Close your eyes and think about the most recent thing that's been really working in your life. You're spirits are lifted, you bop to your Ipod a little more than usual and your breathing is less weighted. Do you second guess why you've gotten what you've deserved? Is your mind going in circles asking "Why me?" or "Good things all come to an end"? All of us have. Think of your mind as a room (or house...full of rooms, that's my case at least). Inside of this room contains all of our common ideas about what life has to offer. The one door in this room is slightly left ajar, outside of it there's a blinding light. Dreamy, right? None of that florescent stuff (it makes your skin look a squillion times worse than it really is). This light contains all of our idealistic approaches to life and all of that good, juicy, meaty creativity that we find too "far out" for us. When you think of a new idea, or a new approach to a role, you're first thought is: Will this work? A lot of what I've been taught is to leave your judgments at the door and roll with the punches. If your idea doesn't work, at least you tried something new.
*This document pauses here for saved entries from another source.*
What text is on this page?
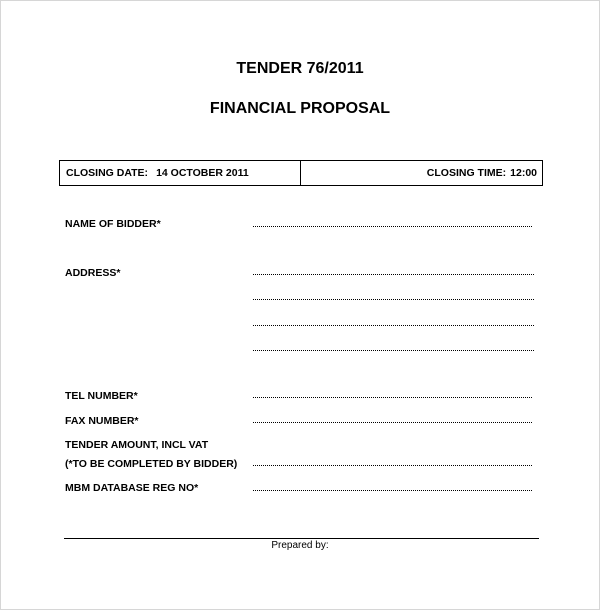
TENDER 76/2011
FINANCIAL PROPOSAL
CLOSING DATE: 14 OCTOBER 2011	CLOSING TIME: 12:00
NAME OF BIDDER*
ADDRESS*
TEL NUMBER*
FAX NUMBER*
TENDER AMOUNT, INCL VAT
(*TO BE COMPLETED BY BIDDER)
MBM DATABASE REG NO*
Prepared by:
If you don't have the guts to try out what's in your gut, then you're not the artist you give yourself credit for. I find that when I follow my instincts (in art, in life) I tend to make better decisions. Going out on a limb is okay, but how soon we forget; after all, saying something is a lot different than actually taking initiative to act upon it.
This week I've given myself the opportunity to open up my mind a little more. Now, I'm a very open-minded and opinionated person, but with that I tend to drift into my own hole of longing and pessimism. Naturally, when I open up to someone about my insecurities, I have compliments (fulfilling or empty) tossed into my deep basket of dirty laundry. My insecurities come from a lot of aimless thinking, as I've previously mentioned. The more attentive you are the more you can connect with others and survive. Cameron delivers a story of her personal suffering and how her grandmother's life, although it had it's ups and downs, was all focused on the small miracles that the divine had brought her. "Survival lies in sanity, and sanity lies in paying attention." You know how in class there were those who sat attentively in the front row or consistently answered questions and brought debate to group discussions? I wasn't always this person. I was the social butterfly, class-clown, making snarky side commentary and trying to get people to laugh and look past the discussion. I wonder if I had always been more studious, if my life would feel more whole. We also learn through loss. Losing my grandmother couldn't have been more devastating to my family, but it did bring us closer and realize the small joys that life does bring. For the pain we suffered, brings on the healing process--which is enriched in emotion and experience. We live on to tell the tale of our suffering. I know I have, in numerous instances, told many stories where I try to pass on my experience to friends; if they make the same mistakes, I can't say I didn't warn them. Attention "is an act of connection," and each moment of connection we make with a person, an environment, an animal, anything really, was not without it's own beauty.
I know this post was a little delayed, but I was in fact side-tracked. Surprisingly, my boyfriend is one of my biggest supporters but I did get a little lost in the idea that he was back here for a given period of time. My tasks have not been disregarded though (I had most of this blog written in a date we both held in Barnes and Noble, Union Square, to get some work done). Tonight, or tomorrow, I will be posting my week of tasks and moving on to the next chapter. I haven't been auditioning as much as I would like to, but right now that's ok due to a little self-discovery. Tomorrow I'm going to go in, again, for the non-union tour of Cabaret and hopefully pass on to the next round of callbacks. Next week will be Grease and Legally Blonde, on top of work and so forth. Currently having minor struggles (emotionally) about finances and career options, but ultimately...I'm still breathing and still have my health. Do you think that thinking that keeps us afloat or just pushes aside life's real problems? I'm not sure if I know the answer either.

Download: I Get Around - Dragonette.